Les gens affectionnent tellement les appellations discriminatoires qu’ils vont jusqu’à les appliquer à des qualités et à des sentiments humains communs à tout le monde. C’est ainsi qu’ils parlent de différentes "marques" de charité, par exemple de charité bouddhiste ou de charité chrétienne, et méprisent d’autres "marques" de charité. Mais la charité ne peut pas être sectaire. La charité est la charité, si c’est de la charité. Elle n’est ni chrétienne, ni bouddhiste, ni hindoue ou musulmane. L’amour d’une mère pour son enfant n’est ni bouddhiste, ni chrétien ni d’aucune autre qualification. C’est l’amour maternel. Les qualités ou les défauts, les sentiments humains comme l’amour, la charité, la compassion, la tolérance, la patience, l’amitié, le désir, la haine, la malveillance, l’ignorance, la vanité etc..., n’ont pas d’étiquette sectaire, ils n’appartiennent pas à une religion particulière. Le mérite ou le démérite d’une qualité ou d’un défaut n’est ni augmenté ni diminué par le fait qu’on le rencontre chez un homme qui professe une religion particulière, ou n’en professe aucune.
Il est sans importance, pour un chercheur de la Vérité, de savoir d’où provient une idée. L’origine et le développement d’une idée sont l’affaire de l’historien. En fait, pour comprendre la Vérité, il n’est pas nécessaire de savoir si l’enseignement vient du Bouddha ou de quelqu’un d’autre. L’essentiel est de voir la chose, de la comprendre. Il y a dans le Majjhimâ nikâya (sutta nû 140), une histoire importante qui illustre cette idée.
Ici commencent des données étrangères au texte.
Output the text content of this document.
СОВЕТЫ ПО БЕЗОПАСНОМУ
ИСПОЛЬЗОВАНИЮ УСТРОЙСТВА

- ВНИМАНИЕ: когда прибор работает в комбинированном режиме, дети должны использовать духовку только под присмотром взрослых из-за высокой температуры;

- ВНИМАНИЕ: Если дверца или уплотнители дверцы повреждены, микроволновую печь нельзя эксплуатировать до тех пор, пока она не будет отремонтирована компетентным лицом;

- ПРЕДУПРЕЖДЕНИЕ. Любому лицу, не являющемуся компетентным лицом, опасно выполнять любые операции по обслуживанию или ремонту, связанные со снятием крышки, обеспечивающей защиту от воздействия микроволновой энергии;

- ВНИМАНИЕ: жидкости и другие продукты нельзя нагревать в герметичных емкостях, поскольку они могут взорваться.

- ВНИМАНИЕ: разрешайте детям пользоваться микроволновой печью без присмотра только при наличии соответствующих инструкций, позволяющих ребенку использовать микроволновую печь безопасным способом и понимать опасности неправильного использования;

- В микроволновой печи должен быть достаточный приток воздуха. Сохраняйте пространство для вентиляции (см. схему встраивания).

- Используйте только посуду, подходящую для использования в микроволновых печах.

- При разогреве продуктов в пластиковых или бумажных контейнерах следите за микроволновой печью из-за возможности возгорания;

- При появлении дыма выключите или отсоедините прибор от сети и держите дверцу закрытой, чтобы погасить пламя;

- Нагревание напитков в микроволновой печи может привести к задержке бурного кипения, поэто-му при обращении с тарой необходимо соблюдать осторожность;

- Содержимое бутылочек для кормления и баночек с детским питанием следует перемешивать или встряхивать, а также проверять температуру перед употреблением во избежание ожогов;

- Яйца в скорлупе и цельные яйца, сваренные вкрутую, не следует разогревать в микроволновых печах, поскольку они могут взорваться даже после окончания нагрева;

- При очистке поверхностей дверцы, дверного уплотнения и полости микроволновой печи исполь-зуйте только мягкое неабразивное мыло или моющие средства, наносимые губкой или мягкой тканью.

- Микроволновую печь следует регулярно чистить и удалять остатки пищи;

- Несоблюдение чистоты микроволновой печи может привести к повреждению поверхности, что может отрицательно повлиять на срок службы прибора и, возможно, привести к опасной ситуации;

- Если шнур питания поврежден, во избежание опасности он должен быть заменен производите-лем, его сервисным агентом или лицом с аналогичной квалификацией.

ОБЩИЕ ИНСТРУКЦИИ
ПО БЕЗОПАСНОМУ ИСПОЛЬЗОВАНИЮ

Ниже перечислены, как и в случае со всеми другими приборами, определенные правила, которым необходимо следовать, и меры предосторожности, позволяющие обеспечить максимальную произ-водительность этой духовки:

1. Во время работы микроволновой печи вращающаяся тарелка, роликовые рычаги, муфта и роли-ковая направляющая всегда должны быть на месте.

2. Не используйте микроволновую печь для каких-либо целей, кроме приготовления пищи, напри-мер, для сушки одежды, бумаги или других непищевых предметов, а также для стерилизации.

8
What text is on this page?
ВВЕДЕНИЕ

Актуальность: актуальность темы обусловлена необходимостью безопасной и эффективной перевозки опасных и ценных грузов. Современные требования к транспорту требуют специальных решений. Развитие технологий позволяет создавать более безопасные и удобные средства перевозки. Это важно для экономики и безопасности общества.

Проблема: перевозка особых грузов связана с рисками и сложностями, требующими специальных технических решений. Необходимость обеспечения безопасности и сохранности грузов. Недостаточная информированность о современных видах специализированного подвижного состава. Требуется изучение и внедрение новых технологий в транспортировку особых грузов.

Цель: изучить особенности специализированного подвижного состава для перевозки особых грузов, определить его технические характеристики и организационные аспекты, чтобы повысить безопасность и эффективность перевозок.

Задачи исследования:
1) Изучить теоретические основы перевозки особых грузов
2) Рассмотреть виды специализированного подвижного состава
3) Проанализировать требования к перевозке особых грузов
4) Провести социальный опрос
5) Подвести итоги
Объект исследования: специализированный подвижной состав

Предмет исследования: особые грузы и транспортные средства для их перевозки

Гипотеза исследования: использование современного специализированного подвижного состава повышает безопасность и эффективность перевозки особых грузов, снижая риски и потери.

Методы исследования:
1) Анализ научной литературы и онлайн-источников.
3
Le Bouddha passa une fois la nuit dans le hangar d’un potier
Le Bouddha passa une fois la nuit dans le hangar d’un potier. Il y avait la aussi un jeune solitaire qui était arrivé avant lui (14). Ils ne se connaissaient pas. Le Bouddha observa le comportement du solitaire et pensa en lui-même : "Agréables sont les manières de ce jeune homme. Il serait bon que je l’interroge. " Le Bouddha lui demanda donc : "O bhikkhu (15), au nom de qui avez-vous quitté votre foyer ? Quel est votre Maître ? De qui aimez-vous la doctrine ?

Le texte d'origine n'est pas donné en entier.